Pada saat seperti itu rasa pesimis sangat tinggi sehingga seolah-olah apa pun yang kita kerjakan tidak akan berhasil, atau paling tidak sangat sulit untuk dilakukan. Hal ini membuat kita stuck, dan tidak tahu harus mulai dari mana. Kehilangan arah dan prioritas adalah hal biasa yang dihadapi orang-orang yang menerima beban pekerjaan berlebih tanpa kemampuan untuk mengaturnya.

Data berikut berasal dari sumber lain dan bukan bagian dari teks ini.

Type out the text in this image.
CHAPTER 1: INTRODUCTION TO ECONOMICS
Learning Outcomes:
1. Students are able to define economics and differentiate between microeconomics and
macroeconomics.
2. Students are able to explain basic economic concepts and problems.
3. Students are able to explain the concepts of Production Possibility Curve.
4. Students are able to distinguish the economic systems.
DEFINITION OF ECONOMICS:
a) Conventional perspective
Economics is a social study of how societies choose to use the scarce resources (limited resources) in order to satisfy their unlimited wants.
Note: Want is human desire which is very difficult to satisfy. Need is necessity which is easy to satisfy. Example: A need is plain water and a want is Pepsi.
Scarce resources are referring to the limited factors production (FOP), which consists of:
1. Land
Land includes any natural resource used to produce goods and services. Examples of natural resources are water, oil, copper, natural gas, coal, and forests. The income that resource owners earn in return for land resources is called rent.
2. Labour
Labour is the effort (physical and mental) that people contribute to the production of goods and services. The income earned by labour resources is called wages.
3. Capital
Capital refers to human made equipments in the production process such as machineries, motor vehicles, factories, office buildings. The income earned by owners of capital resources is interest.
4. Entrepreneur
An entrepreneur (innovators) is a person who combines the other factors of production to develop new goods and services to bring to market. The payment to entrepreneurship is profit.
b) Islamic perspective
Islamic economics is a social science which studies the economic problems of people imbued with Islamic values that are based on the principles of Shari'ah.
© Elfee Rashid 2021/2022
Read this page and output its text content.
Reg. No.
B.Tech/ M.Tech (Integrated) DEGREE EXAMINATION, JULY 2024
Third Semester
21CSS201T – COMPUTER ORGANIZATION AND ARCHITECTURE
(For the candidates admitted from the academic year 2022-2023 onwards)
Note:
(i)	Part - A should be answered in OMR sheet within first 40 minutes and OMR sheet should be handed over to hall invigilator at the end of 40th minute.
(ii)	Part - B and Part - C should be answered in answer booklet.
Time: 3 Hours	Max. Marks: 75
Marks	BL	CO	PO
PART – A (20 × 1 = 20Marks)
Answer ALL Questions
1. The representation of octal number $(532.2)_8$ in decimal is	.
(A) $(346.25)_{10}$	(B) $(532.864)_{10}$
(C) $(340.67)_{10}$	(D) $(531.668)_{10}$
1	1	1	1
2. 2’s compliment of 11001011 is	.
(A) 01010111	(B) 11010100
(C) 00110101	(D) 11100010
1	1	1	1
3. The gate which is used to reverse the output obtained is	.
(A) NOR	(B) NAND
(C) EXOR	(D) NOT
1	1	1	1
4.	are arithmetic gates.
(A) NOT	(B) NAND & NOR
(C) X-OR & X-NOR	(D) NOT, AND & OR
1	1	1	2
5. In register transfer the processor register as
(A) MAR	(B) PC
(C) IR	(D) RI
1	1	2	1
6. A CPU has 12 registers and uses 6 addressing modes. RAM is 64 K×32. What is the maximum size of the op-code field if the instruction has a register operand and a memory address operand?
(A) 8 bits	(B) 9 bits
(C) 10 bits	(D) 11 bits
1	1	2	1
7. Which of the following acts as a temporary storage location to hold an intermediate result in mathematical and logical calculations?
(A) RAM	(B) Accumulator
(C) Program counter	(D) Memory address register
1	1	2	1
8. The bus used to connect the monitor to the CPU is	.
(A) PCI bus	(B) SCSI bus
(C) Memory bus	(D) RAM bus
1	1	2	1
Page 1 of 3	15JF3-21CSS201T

Jika kita larut dalam perasaan skeptis yang pasti kita akan bertemu dengan kegagalan, jadi jangan lama-lama mengasihani diri, serukan "Bangkit!", berdoa, mulai atur prioritas, dan kerjakan sekarang juga. Penundaan hanya akan menambah rasa negatif dan penumpukan masalah.
Berapa banyak diantara kita yang bangun pagi langsung teringat pekerjaan? Tidak jarang rasa stress ini membuat badan terasa sakit dan akhirnya ijin sakit (kurang enak badan) ke bos. Padahal masalah utamanya ada pada semangat berjuang untuk hari itu. Makanya begitu bangun pagi langsung berdoa, "Tuhan beri aku kekuatan hari ini. Jika Engkau bersama aku, masalah apakah yang bisa mengalahkanku?" Jika perlu meloncatlah dari tempat tidur sambil berkata,"berkat apalagi yang telah Engkau sediakan bagiku hari ini?", "Misi apa yang akan kita selesaikan?"
Pergaulan kita juga mempengaruhi semangat kita. Jika teman-teman kita mengeluh: "Bos saya terlalu otoriter, kurang memberi arahan kepada saya." atau "Gaji saya tidak naik-naik, bagaimana semangat bekerja?" Apa yang akan kita lakukan? Biasanya kita setuju-setuju saja, sehingga pemikiran negatif itu juga masuk ke dalam otak kita. Seharusnya kita lawan, berikan dukungan yang positif. Katakan: "Ayo kita doakan bos kamu, dia pasti bisa berubah. Berikan usulan-usulan yang berkualitas, pasti dia akan belajar menghargai". Atau "Coba tunjukkan performa yang bagus dan minta usulan dievaluasi, Bos anda pasti tidak mau kehilangan karyawan yang kreatif dan cekatan."
Mari kita tularkan semangat hari ini!